TUESDAY, April 18, 2023 (HealthDay News) — The use of a digital health application with patient-reported outcomes is associated with an increase in disease control rate for adults with rheumatoid arthritis (RA), according to a study published online April 14 in JAMA Network Open.

Chun Li, M.D., from the Peking University People’s Hospital in Beijing, and colleagues assessed whether patient-reported outcomes using digital health applications could result in disease control for patients with RA. The analysis included 2,197 adult patients with RA who were randomly assigned to a smart system of disease management (SSDM) group or a conventional care control group.

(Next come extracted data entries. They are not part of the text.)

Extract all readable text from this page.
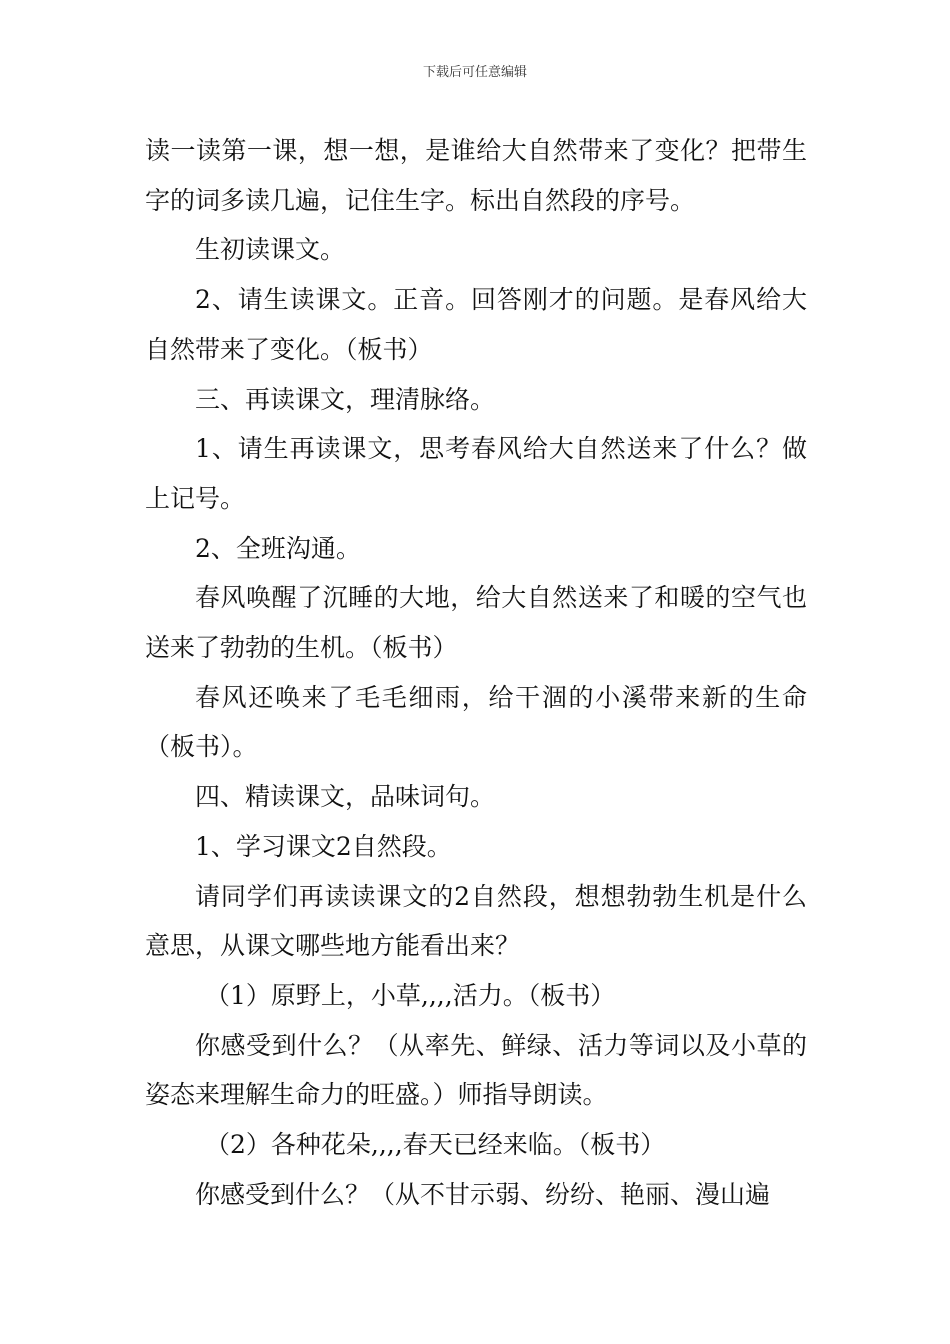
下载后可任意编辑

读一读第一课，想一想，是谁给大自然带来了变化？把带生字的词多读几遍，记住生字。标出自然段的序号。

生初读课文。

2、请生读课文。正音。回答刚才的问题。是春风给大自然带来了变化。（板书）

三、再读课文，理清脉络。

1、请生再读课文，思考春风给大自然送来了什么？做上记号。

2、全班沟通。

春风唤醒了沉睡的大地，给大自然送来了和暖的空气也送来了勃勃的生机。（板书）

春风还唤来了毛毛细雨，给干涸的小溪带来新的生命（板书）。

四、精读课文，品味词句。

1、学习课文2自然段。

请同学们再读读课文的2自然段，想想勃勃生机是什么意思，从课文哪些地方能看出来？

（1）原野上，小草,,,,活力。（板书）

你感受到什么？（从率先、鲜绿、活力等词以及小草的姿态来理解生命力的旺盛。）师指导朗读。

（2）各种花朵,,,,春天已经来临。（板书）

你感受到什么？（从不甘示弱、纷纷、艳丽、漫山遍
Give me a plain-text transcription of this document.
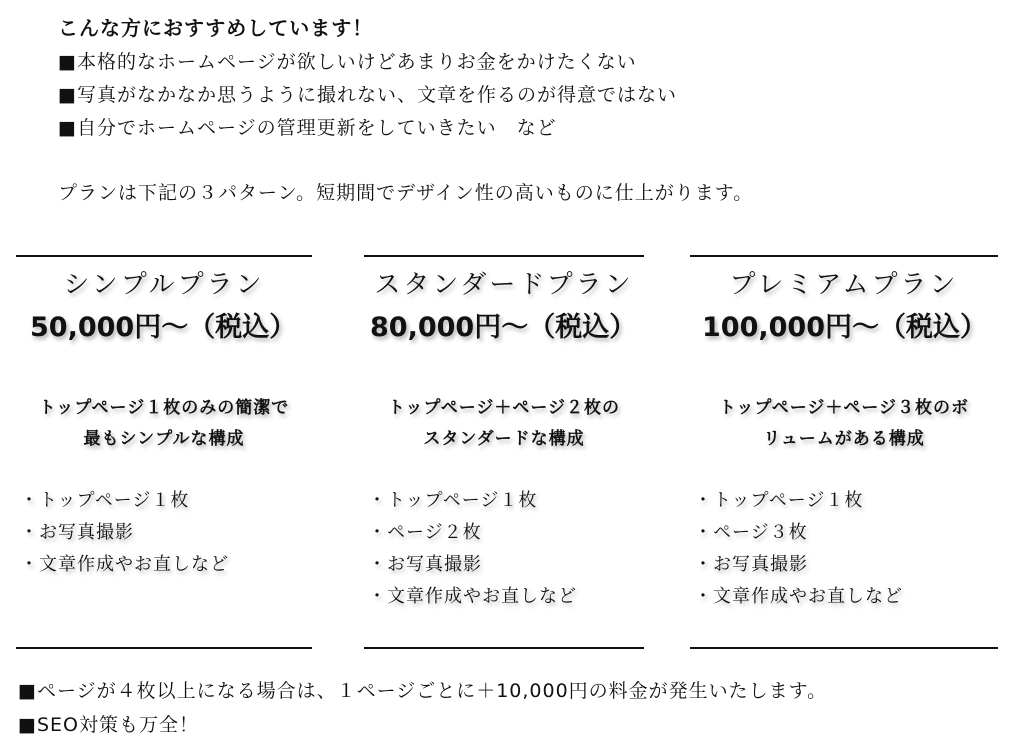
こんな方におすすめしています！
■本格的なホームページが欲しいけどあまりお金をかけたくない
■写真がなかなか思うように撮れない、文章を作るのが得意ではない
■自分でホームページの管理更新をしていきたい　など
プランは下記の３パターン。短期間でデザイン性の高いものに仕上がります。
シンプルプラン
50,000円〜（税込）
トップページ１枚のみの簡潔で
最もシンプルな構成
・トップページ１枚
・お写真撮影
・文章作成やお直しなど
スタンダードプラン
80,000円〜（税込）
トップページ＋ページ２枚の
スタンダードな構成
・トップページ１枚
・ページ２枚
・お写真撮影
・文章作成やお直しなど
プレミアムプラン
100,000円〜（税込）
トップページ＋ページ３枚のボ
リュームがある構成
・トップページ１枚
・ページ３枚
・お写真撮影
・文章作成やお直しなど
■ページが４枚以上になる場合は、１ページごとに＋10,000円の料金が発生いたします。
■SEO対策も万全！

The researchers found that at month 6, the rate of patients with a disease activity score in 28 joints using the C-reactive protein (DAS28-CRP) of ≤3.2 was 71.0 percent in the SSDM group versus 64.5 percent in the control group (difference between groups, 6.6 percent; 95 percent confidence interval, 2.7 to 10.4 percent; P = 0.001). The rate of patients with a DAS28-CRP of ≤3.2 at month 12 in the control group increased to a level (77.7 percent) that was similar to that of the SSDM group (78.2 percent; difference between groups, −0.2 percent; 95 percent confidence interval, −3.9 to 3.4 percent; P = 0.90).

“This study provides modest clinical value that application-based patient-reported outcomes and intervention could be an effective way to treat patients with RA and may provide evidence for diseases with complex treatment targets,” the authors write.